Do you ever wonder what life is like for the rich and not-so famous? Do you wonder how they invest their money? Do you wonder about how they made their millions or what secrets they might have for you to benefit from?

Well today is your lucky day as I am going to share the insider details.

For a few years, I worked for a high net worth investment planning firm. To be considered a client, you needed to have at least $2 million in investable assets. What does this mean?

It means you have to be able invest $2 million with us, in some combination of retirement and non-retirement accounts. Don’t get this confused with net worth, as net worth has nothing to do with investable assets.
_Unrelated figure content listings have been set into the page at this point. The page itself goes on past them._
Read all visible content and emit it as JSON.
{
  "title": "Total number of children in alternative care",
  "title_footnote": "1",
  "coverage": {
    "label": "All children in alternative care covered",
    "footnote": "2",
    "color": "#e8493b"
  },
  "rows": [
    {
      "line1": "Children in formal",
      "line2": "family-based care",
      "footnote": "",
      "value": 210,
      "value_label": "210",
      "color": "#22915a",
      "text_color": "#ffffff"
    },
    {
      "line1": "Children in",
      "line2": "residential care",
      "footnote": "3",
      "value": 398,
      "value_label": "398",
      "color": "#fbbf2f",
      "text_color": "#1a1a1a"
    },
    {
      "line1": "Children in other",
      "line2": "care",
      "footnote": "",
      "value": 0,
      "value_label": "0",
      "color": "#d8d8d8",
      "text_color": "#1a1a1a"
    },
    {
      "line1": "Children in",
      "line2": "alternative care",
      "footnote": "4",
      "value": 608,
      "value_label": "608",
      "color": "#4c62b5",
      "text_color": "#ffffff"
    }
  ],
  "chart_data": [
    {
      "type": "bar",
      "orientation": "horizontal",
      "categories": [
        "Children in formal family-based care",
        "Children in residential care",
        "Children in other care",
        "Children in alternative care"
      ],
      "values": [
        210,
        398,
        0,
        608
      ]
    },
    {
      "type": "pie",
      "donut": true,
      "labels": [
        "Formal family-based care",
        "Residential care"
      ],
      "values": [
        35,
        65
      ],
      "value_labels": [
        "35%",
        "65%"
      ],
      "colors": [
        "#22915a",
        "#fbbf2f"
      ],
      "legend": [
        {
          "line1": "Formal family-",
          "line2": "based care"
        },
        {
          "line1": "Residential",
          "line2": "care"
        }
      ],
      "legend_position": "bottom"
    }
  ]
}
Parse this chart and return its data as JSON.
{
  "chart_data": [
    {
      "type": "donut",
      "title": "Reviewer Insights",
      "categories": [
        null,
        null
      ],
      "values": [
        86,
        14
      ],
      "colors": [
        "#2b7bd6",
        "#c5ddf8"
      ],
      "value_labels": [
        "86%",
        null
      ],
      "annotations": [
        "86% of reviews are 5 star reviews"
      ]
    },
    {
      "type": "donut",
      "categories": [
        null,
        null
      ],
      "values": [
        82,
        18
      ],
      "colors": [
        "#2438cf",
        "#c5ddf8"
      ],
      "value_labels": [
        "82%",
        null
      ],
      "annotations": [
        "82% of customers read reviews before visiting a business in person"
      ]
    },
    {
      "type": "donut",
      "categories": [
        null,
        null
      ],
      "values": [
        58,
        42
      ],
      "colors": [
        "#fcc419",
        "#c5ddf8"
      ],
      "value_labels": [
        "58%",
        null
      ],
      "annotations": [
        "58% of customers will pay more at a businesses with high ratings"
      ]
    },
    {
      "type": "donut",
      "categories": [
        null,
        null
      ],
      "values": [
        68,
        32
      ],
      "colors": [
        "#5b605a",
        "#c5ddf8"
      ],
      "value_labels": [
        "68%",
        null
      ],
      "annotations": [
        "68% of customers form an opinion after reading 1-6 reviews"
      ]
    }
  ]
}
In total, we had over $500 million under management. I mainly worked on building the plans, so I got to know the intimate details of our clients. I knew the things that most other people would never know about these people. Like how much they really spend, earn and save.

So what did I learn from dealing with the rich? I list the most interesting insights below. Some things may seem obvious to you while others will surprise you. Hopefully, you will learn something and be able to apply it to your financial life.

Priceless Lessons Learned While Working With The Rich

Most of our clients were self-made millionaires. Very few inherited their money. The majority were doctors, a good many owned their own business, and a few were executives in various size companies.

In fact, one worked for Kellogg’s, the cereal company. Every holiday season he would bring us boxes of cereal!

Another worked at a pretzel factory and we would get pretzels from him. Finally, another worked at Clif Bar and we got a ton of those too.

Interestingly, many of the clients who inherited their wealth were going broke because they couldn’t control their spending. It just goes to show you that you need to understand how to handle money if you want to be rich for the long term.

If you are horrible with money, regardless if you inherit it or you win the lottery, odds are you are going broke sooner rather than later.

The doctors had a ton of debt and very little non-retirement savings. In fact, most of them had a good-sized retirement account and nothing saved outside of it. They also mainly had huge mortgages (close to $1 million in debt!) and drove fancy new cars.

Those who owned their own businesses would never be picked out of a line up as being a millionaire. One client would wear shorts and a Hawaiian shirt all the time, even in the winter. He was worth over $10 million.

Many lacked proper insurance coverage. I guess this is because insurance is boring and most people overlook it. But having adequate insurance coverage is huge if you plan on keeping your wealth. If you are only worth $50,000 you don’t need $4 million in insurance coverage, but if you are worth $4 million, you better have more than $50,000 in insurance coverage!